En el fondo, el director también propone una manera más sencilla de leer su obra: “Es una gran historia romántica que arrastra al público por un recorrido salvaje entre pasado y presente para confiar en el amor”. Para asegurarse de que su sofisticado elixir embriagaría a los espectadores, Vallé lo probó en primera persona. “Hice esta película para seguir creyendo en el amor”, remata el director. Si funcionó, fue hasta cierto punto. Así que al subtítulo del filme “¿existen las almas gemelas?” Vallé responde con un “me gustaría creerlo”.
“Una vez tuve el amor. Luego lo perdí, y no me volvió a ocurrir. Es difícil tener algo mejor en la vida pero es raro de encontrar”, detalla su nostalgia Vallé. Y eso que la decisión fue suya. Aunque, según cuenta, no le quedaba más remedio: “Me separé de mi mujer. Rompí mi familia. No es lo que esperas para tus hijos, querrías mostrarles un gran ejemplo de pareja. Pero tenía que hacerlo, si no me habría sentido un miserable”. Una teoría que queda reflejada en la moraleja de Café de Flore: “Si ha terminado, hay que aprender a dejar que el amor se vaya”.

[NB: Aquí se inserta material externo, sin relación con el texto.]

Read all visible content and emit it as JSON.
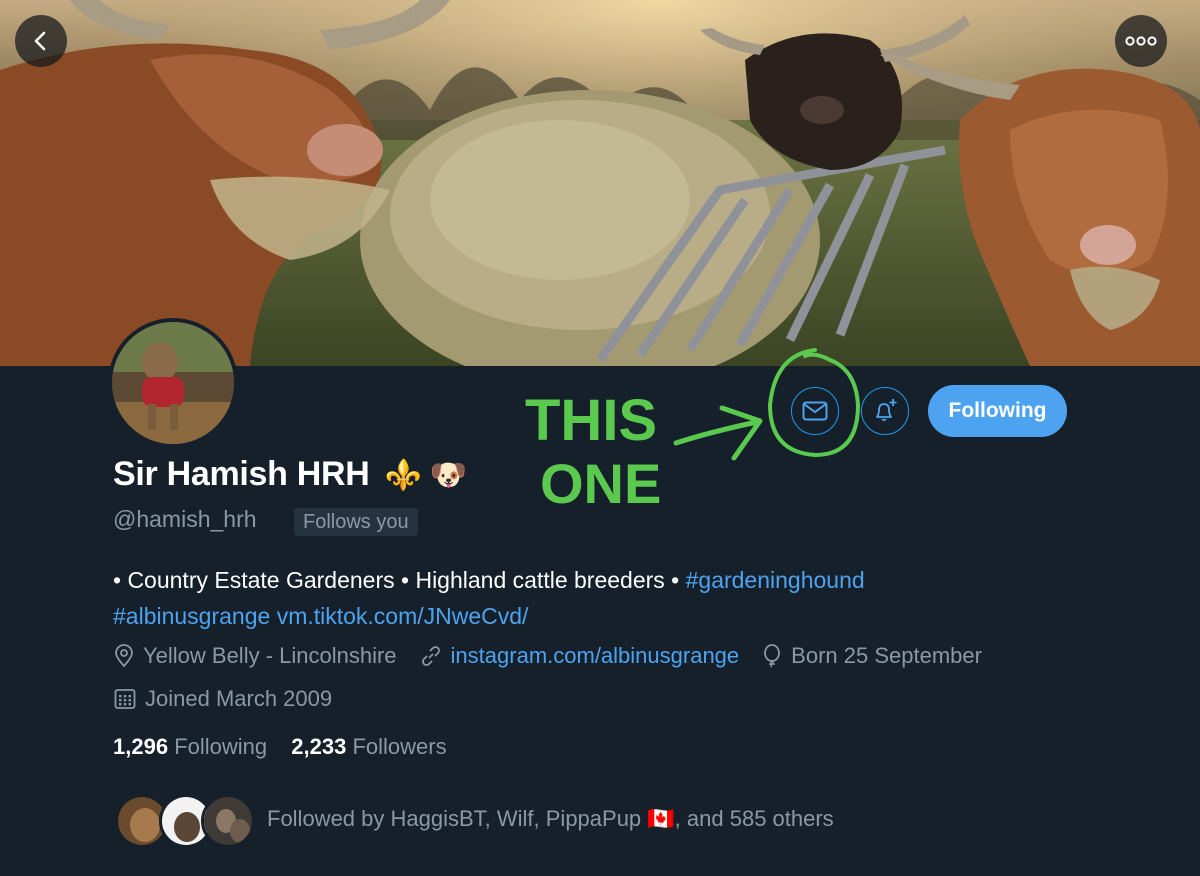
{
  "header": {
    "back_icon": "chevron-left-icon",
    "more_icon": "more-horizontal-icon"
  },
  "profile": {
    "name": "Sir Hamish HRH",
    "name_emoji": "⚜️ 🐶",
    "handle": "@hamish_hrh",
    "follows_you": "Follows you",
    "bio_line1_plain": "• Country Estate Gardeners • Highland cattle breeders • ",
    "bio_line1_hashtag": "#gardeninghound",
    "bio_line2_hashtag": "#albinusgrange",
    "bio_line2_link": "vm.tiktok.com/JNweCvd/",
    "location": "Yellow Belly - Lincolnshire",
    "website": "instagram.com/albinusgrange",
    "birthday": "Born 25 September",
    "joined": "Joined March 2009",
    "following_count": "1,296",
    "following_label": "Following",
    "followers_count": "2,233",
    "followers_label": "Followers",
    "followed_by": "Followed by HaggisBT, Wilf, PippaPup 🇨🇦, and 585 others"
  },
  "actions": {
    "message_icon": "envelope-icon",
    "notify_icon": "bell-plus-icon",
    "follow_label": "Following"
  },
  "annotation": {
    "line1": "THIS",
    "line2": "ONE",
    "color": "#5ac94e"
  },
  "colors": {
    "background": "#15202b",
    "accent": "#4da3f0",
    "secondary_text": "#8b98a5"
  }
}
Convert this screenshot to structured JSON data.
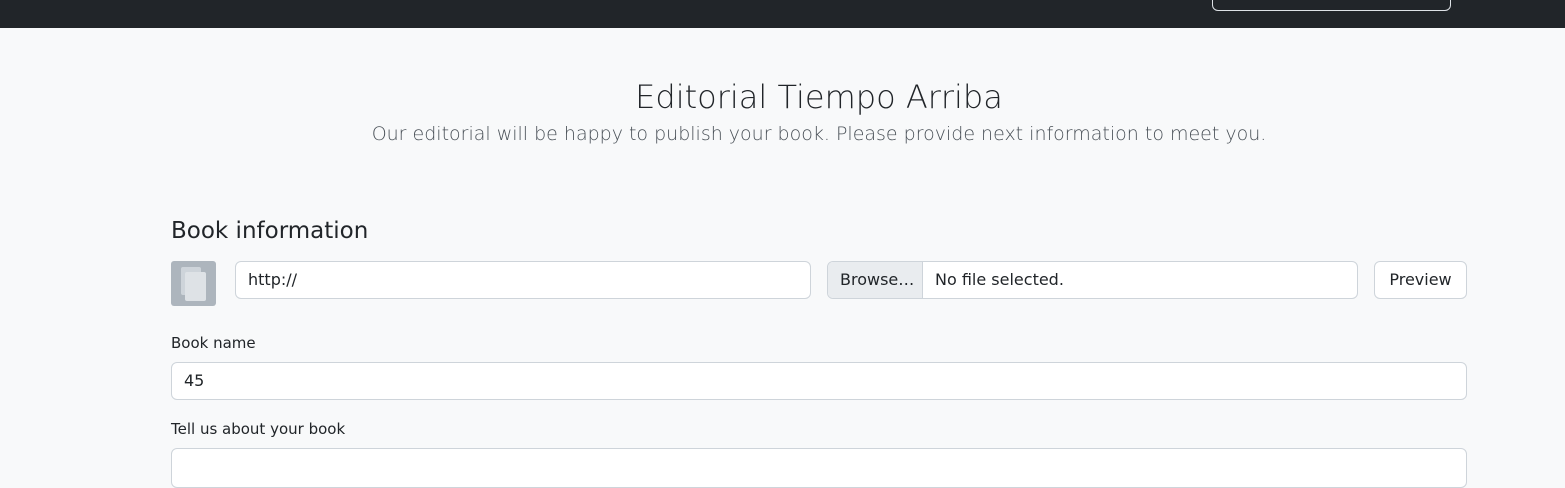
{
  "header": {
    "title": "Editorial Tiempo Arriba",
    "subtitle": "Our editorial will be happy to publish your book. Please provide next information to meet you."
  },
  "book_info": {
    "section_title": "Book information",
    "cover_url_value": "http://",
    "browse_label": "Browse…",
    "file_status": "No file selected.",
    "preview_label": "Preview",
    "book_name_label": "Book name",
    "book_name_value": "45",
    "about_label": "Tell us about your book"
  },
  "colors": {
    "topbar": "#212529",
    "background": "#f8f9fa",
    "cover_placeholder": "#adb5bd"
  },
  "icons": {
    "cover_placeholder": "image-placeholder-icon"
  }
}
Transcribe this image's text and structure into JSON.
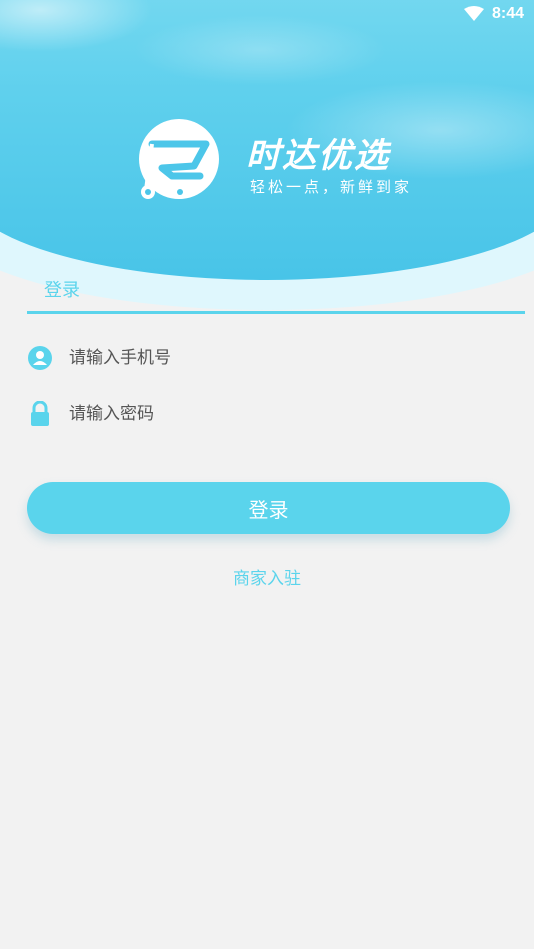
{
  "status_bar": {
    "time": "8:44",
    "wifi_icon": "wifi-icon"
  },
  "brand": {
    "name": "时达优选",
    "slogan": "轻松一点，新鲜到家",
    "logo_icon": "shopping-cart-logo-icon"
  },
  "tabs": {
    "login_label": "登录"
  },
  "form": {
    "phone_placeholder": "请输入手机号",
    "phone_value": "",
    "phone_icon": "user-icon",
    "password_placeholder": "请输入密码",
    "password_value": "",
    "password_icon": "lock-icon"
  },
  "actions": {
    "login_button_label": "登录",
    "merchant_link_label": "商家入驻"
  },
  "colors": {
    "accent": "#5ad4ec",
    "background": "#f2f2f2",
    "hero_top": "#7edcf1",
    "hero_bottom": "#48c4e8"
  }
}
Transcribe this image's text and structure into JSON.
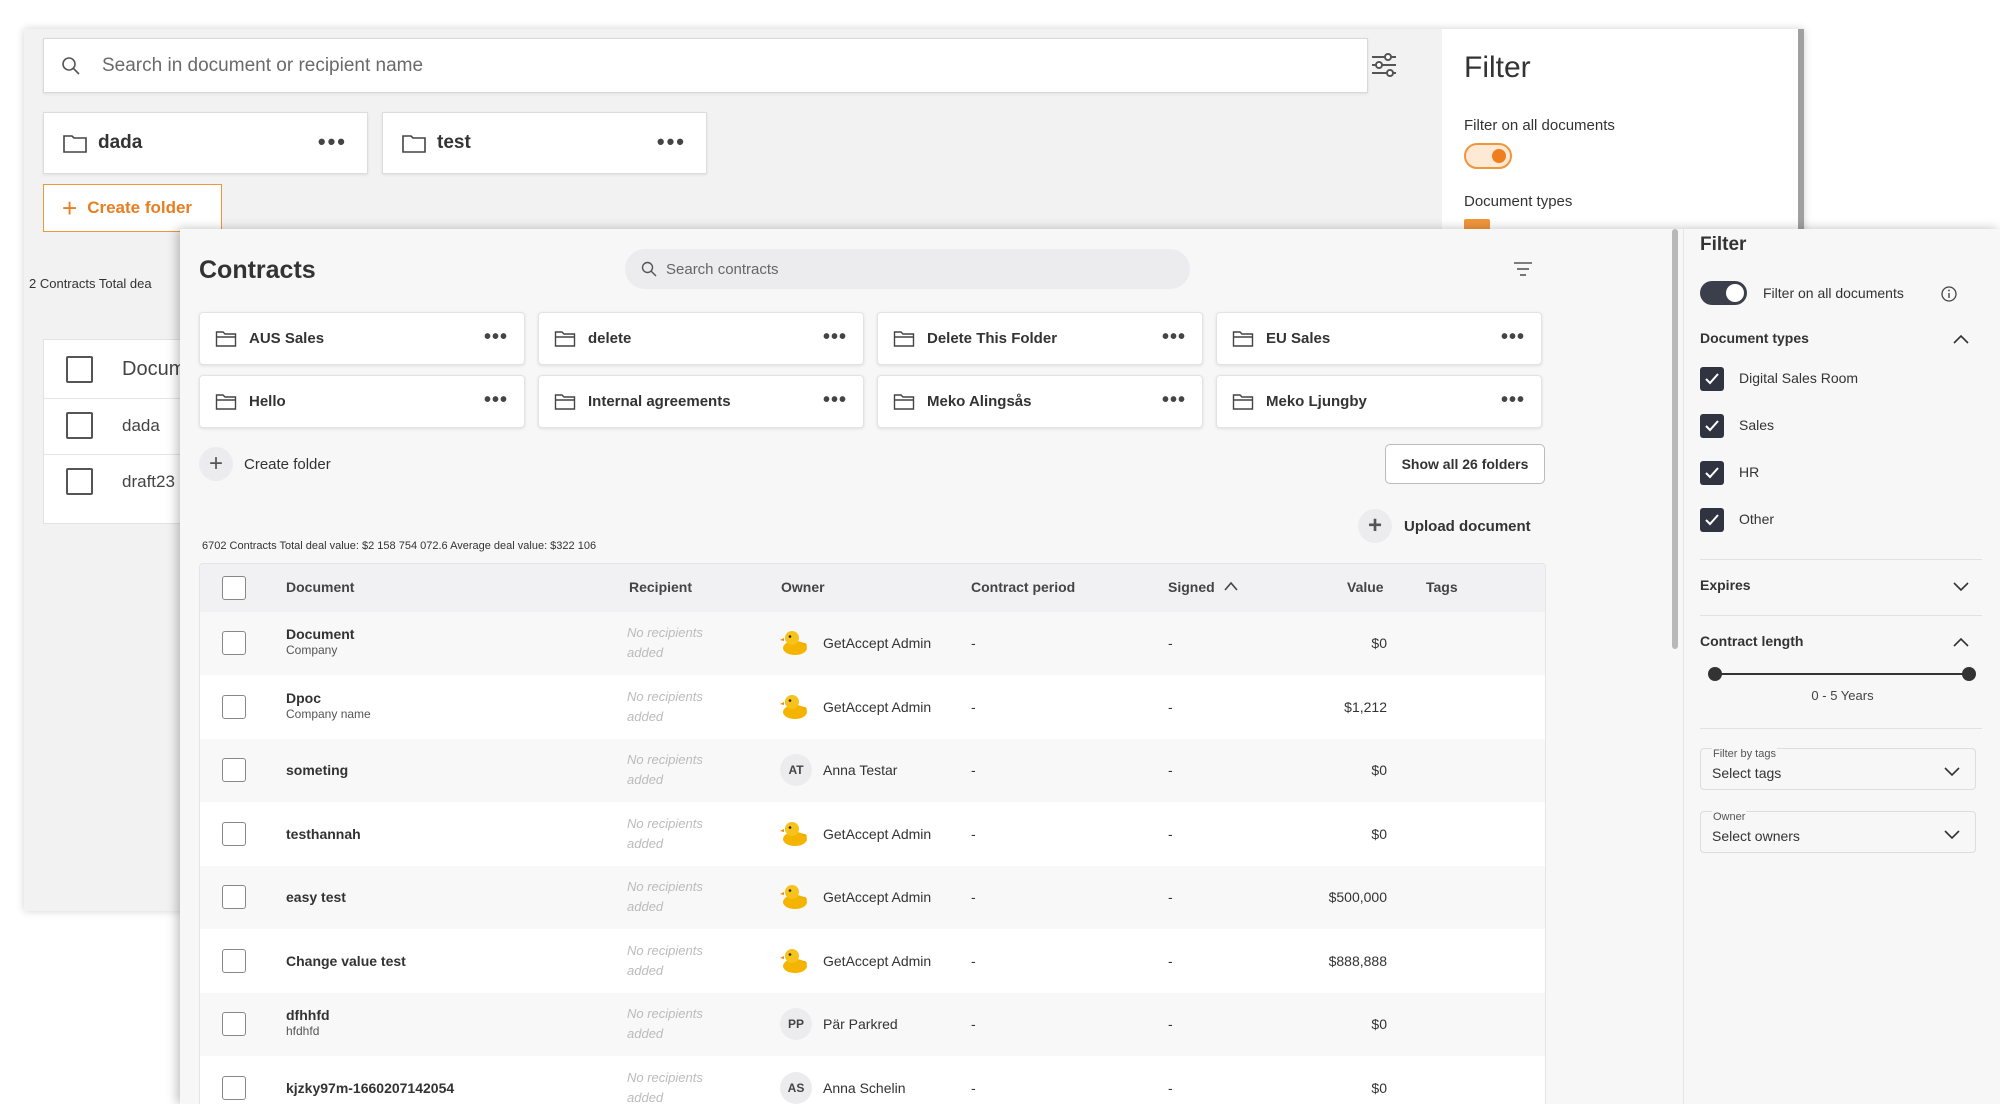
{
  "back": {
    "search_placeholder": "Search in document or recipient name",
    "folders": [
      {
        "name": "dada"
      },
      {
        "name": "test"
      }
    ],
    "create_folder": "Create folder",
    "stats": "2 Contracts  Total dea",
    "table_header": "Docum",
    "rows": [
      "dada",
      "draft23"
    ],
    "filter": {
      "title": "Filter",
      "filter_all": "Filter on all documents",
      "doc_types": "Document types"
    }
  },
  "front": {
    "title": "Contracts",
    "search_placeholder": "Search contracts",
    "folders": [
      {
        "name": "AUS Sales"
      },
      {
        "name": "delete"
      },
      {
        "name": "Delete This Folder"
      },
      {
        "name": "EU Sales"
      },
      {
        "name": "Hello"
      },
      {
        "name": "Internal agreements"
      },
      {
        "name": "Meko Alingsås"
      },
      {
        "name": "Meko Ljungby"
      }
    ],
    "create_folder": "Create folder",
    "show_all_folders": "Show all 26 folders",
    "stats": "6702 Contracts   Total deal value: $2 158 754 072.6   Average deal value: $322 106",
    "upload": "Upload document",
    "columns": {
      "document": "Document",
      "recipient": "Recipient",
      "owner": "Owner",
      "period": "Contract period",
      "signed": "Signed",
      "value": "Value",
      "tags": "Tags"
    },
    "rows": [
      {
        "doc": "Document",
        "sub": "Company",
        "recipient": "No recipients added",
        "avatar": "duck",
        "owner": "GetAccept Admin",
        "period": "-",
        "signed": "-",
        "value": "$0"
      },
      {
        "doc": "Dpoc",
        "sub": "Company name",
        "recipient": "No recipients added",
        "avatar": "duck",
        "owner": "GetAccept Admin",
        "period": "-",
        "signed": "-",
        "value": "$1,212"
      },
      {
        "doc": "someting",
        "sub": "",
        "recipient": "No recipients added",
        "avatar": "AT",
        "owner": "Anna Testar",
        "period": "-",
        "signed": "-",
        "value": "$0"
      },
      {
        "doc": "testhannah",
        "sub": "",
        "recipient": "No recipients added",
        "avatar": "duck",
        "owner": "GetAccept Admin",
        "period": "-",
        "signed": "-",
        "value": "$0"
      },
      {
        "doc": "easy test",
        "sub": "",
        "recipient": "No recipients added",
        "avatar": "duck",
        "owner": "GetAccept Admin",
        "period": "-",
        "signed": "-",
        "value": "$500,000"
      },
      {
        "doc": "Change value test",
        "sub": "",
        "recipient": "No recipients added",
        "avatar": "duck",
        "owner": "GetAccept Admin",
        "period": "-",
        "signed": "-",
        "value": "$888,888"
      },
      {
        "doc": "dfhhfd",
        "sub": "hfdhfd",
        "recipient": "No recipients added",
        "avatar": "PP",
        "owner": "Pär Parkred",
        "period": "-",
        "signed": "-",
        "value": "$0"
      },
      {
        "doc": "kjzky97m-1660207142054",
        "sub": "",
        "recipient": "No recipients added",
        "avatar": "AS",
        "owner": "Anna Schelin",
        "period": "-",
        "signed": "-",
        "value": "$0"
      }
    ],
    "filter": {
      "title": "Filter",
      "filter_all": "Filter on all documents",
      "doc_types": "Document types",
      "types": [
        "Digital Sales Room",
        "Sales",
        "HR",
        "Other"
      ],
      "expires": "Expires",
      "contract_length": "Contract length",
      "length_range": "0 - 5 Years",
      "tags_label": "Filter by tags",
      "tags_value": "Select tags",
      "owner_label": "Owner",
      "owner_value": "Select owners"
    }
  },
  "colors": {
    "accent_orange": "#f0963a",
    "dark_check": "#2f3440"
  }
}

Una lección para el espectador. Aunque no la única. El director canadiense reivindica que el cine puede cambiar la existencia de las personas: “Un filme puede hacer que salgas de la sala, tras ser testigo durante dos horas, y quieras actuar, hacer algo con tu vida, decidir que ha llegado tu turno”. Y lo dice porque a él le pasa. Por ejemplo, con Un profeta, el drama sobre cárcel y racismo de Jacques Audiard: “Hay películas, como esa, que me hacen querer hacer películas. Te muestra de qué somos capaces los hombres, te lleva a confiar en el alma humana. Y eso que retrata más bien el infierno”.
Por algo parecido debió de pasar Vallé hace no mucho. Su madre falleció durante el rodaje del filme. Por eso, Café de Flore lleva la huella de la señora Jacqueline: en la dedicatoria final, y en un personaje que luce su nombre y su manera de ser. “Tal vez fuera hipercariñosa, hiperprotectora. Pero fue una gran madre”, asegura Vallé. Antes de que muriera, el hijo llegó a contarle la trama del filme. Y le gustó. Lamentablemente no pudo ver la película finiquitada. Aunque tal vez algún día lo haga. En otra vida, en otra persona. Ya saben cómo es eso de la reencarnación: hace falta un esfuerzo, para aceptarla.